The struggle to forge the SLP into the republican party of the working class has just taken two very tentative steps forward and one step back. The first step was taken when the National Executive Committee published the report of its republican constitution committee. The implication of this report is that the SLP now supports a republican constitution for the UK. It is worth remembering that the leadership of the SLP have managed to avoid any serious discussion on this matter through two party congresses and two referendums in Scotland and Wales.

At the founding congress, there was a report from the republican constitution working group. The SLP bureaucracy failed to circulate this report to the branches. It was put as the last item on the congress agenda and not discussed.  So when the Scottish and Welsh referendums were held, the SLP had no real policy. A further attempt to get this issue before the delegates at the 1997 congress failed. An amendment from Liverpool, calling for a federal republic, was ruled out of order without any valid reason. John Hendy QC, who gave the report of the congress arrangements committee, could not explain it.

The SLP Republicans, dissatisfied with the situation, had been organising and lobbying for change. A republican candidate received 216 votes as part of the Democratic Platform. The argument was put that we need a working class republican party, which is democratic and contains within its ranks both communists and those from a socialist or left Labour tradition. Support for a federal republic was not drawn up on normal left-right lines. It gained a sympathetic hearing from all sections of the SLP. Some on the left were against it and some for it. The same was true of the SLP right and centre.

In a rather perverse way the second step forward was in the struggle for democracy in the SLP itself. The SLP left had united on the issue of democratic rights for rank and file members. They did unexpectedly well at the congress, despite the 3,000 block vote that appeared like a rabbit out of a hat. Only naive people thought the democratic arguments would win, and were therefore disappointed. A more sober estimate of the situation suggests that the democratic left did better than expected. They gained up to a third of the votes at SLP congress. But for the block votes they might even have secured a seat on the NEC.

One of the central demands of the Democratic Platform was the right to publish platforms, slates and bulletins.

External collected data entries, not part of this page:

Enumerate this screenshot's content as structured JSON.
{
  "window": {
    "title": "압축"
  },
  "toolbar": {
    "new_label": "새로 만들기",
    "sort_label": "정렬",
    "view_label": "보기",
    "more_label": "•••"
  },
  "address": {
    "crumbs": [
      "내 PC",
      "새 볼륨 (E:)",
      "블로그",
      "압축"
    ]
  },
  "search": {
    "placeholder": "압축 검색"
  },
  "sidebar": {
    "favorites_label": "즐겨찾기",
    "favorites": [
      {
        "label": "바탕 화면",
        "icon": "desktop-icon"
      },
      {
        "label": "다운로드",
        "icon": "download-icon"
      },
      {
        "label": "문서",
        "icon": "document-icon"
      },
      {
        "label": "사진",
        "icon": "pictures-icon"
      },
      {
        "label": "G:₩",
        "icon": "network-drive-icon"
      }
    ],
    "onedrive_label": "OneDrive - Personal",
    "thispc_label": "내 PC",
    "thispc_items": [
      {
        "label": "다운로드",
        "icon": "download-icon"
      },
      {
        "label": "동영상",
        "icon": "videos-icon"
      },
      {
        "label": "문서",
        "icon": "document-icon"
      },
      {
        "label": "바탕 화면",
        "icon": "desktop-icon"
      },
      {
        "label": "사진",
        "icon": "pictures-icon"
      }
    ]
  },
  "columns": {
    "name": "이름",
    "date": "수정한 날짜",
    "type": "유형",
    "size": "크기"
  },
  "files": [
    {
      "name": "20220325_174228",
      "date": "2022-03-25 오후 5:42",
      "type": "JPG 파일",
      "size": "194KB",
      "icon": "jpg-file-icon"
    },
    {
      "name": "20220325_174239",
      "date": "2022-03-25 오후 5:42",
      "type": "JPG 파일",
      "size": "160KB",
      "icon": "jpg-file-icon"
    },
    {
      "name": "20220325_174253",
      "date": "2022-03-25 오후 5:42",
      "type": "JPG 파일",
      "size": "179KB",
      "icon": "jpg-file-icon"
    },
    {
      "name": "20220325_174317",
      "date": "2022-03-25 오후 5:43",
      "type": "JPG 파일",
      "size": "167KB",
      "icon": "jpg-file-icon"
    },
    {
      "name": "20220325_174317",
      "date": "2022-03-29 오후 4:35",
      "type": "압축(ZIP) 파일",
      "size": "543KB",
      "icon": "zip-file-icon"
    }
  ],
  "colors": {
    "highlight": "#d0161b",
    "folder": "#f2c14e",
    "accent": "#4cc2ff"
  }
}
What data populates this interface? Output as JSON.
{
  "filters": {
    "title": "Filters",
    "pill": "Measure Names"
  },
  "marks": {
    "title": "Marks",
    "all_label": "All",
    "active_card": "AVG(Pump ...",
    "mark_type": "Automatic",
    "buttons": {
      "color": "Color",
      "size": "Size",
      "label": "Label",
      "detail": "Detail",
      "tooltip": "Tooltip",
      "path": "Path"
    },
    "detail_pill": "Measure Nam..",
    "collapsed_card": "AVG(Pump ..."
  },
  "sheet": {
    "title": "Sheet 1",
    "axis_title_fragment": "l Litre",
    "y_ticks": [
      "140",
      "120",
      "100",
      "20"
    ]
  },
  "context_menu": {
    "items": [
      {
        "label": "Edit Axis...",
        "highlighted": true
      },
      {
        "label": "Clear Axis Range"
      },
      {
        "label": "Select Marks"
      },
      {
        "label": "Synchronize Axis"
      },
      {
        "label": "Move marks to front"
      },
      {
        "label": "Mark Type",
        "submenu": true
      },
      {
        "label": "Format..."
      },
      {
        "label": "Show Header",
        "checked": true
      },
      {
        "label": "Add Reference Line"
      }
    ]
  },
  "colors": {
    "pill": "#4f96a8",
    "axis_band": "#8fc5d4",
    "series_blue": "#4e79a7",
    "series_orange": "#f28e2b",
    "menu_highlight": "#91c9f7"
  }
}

The Marxist Bulletin, the Republicans and the Democratic Platform took up this right in practice. Scargill and the leadership acknowledged from the platform that different points of view existed in the party. They recognised the existence of different slates. They decided not to take action against those who committed this ‘crime’, but to publish their own slate. We await to see whether the SLP leadership will now clamp down. In the present state of the SLP it is probably one of the most stupid things they could do. But don’t hold your breath.

The congress also exposed a split between the right and the right-centre (Fisc). These allies fell out in full view of the membership. As a result, the expected victory for comrade Scargill came at the expense of the public exposure of his 3,000 block votes. This has been very damaging for him. But it will open up the democratic debate to a wider layer of the membership.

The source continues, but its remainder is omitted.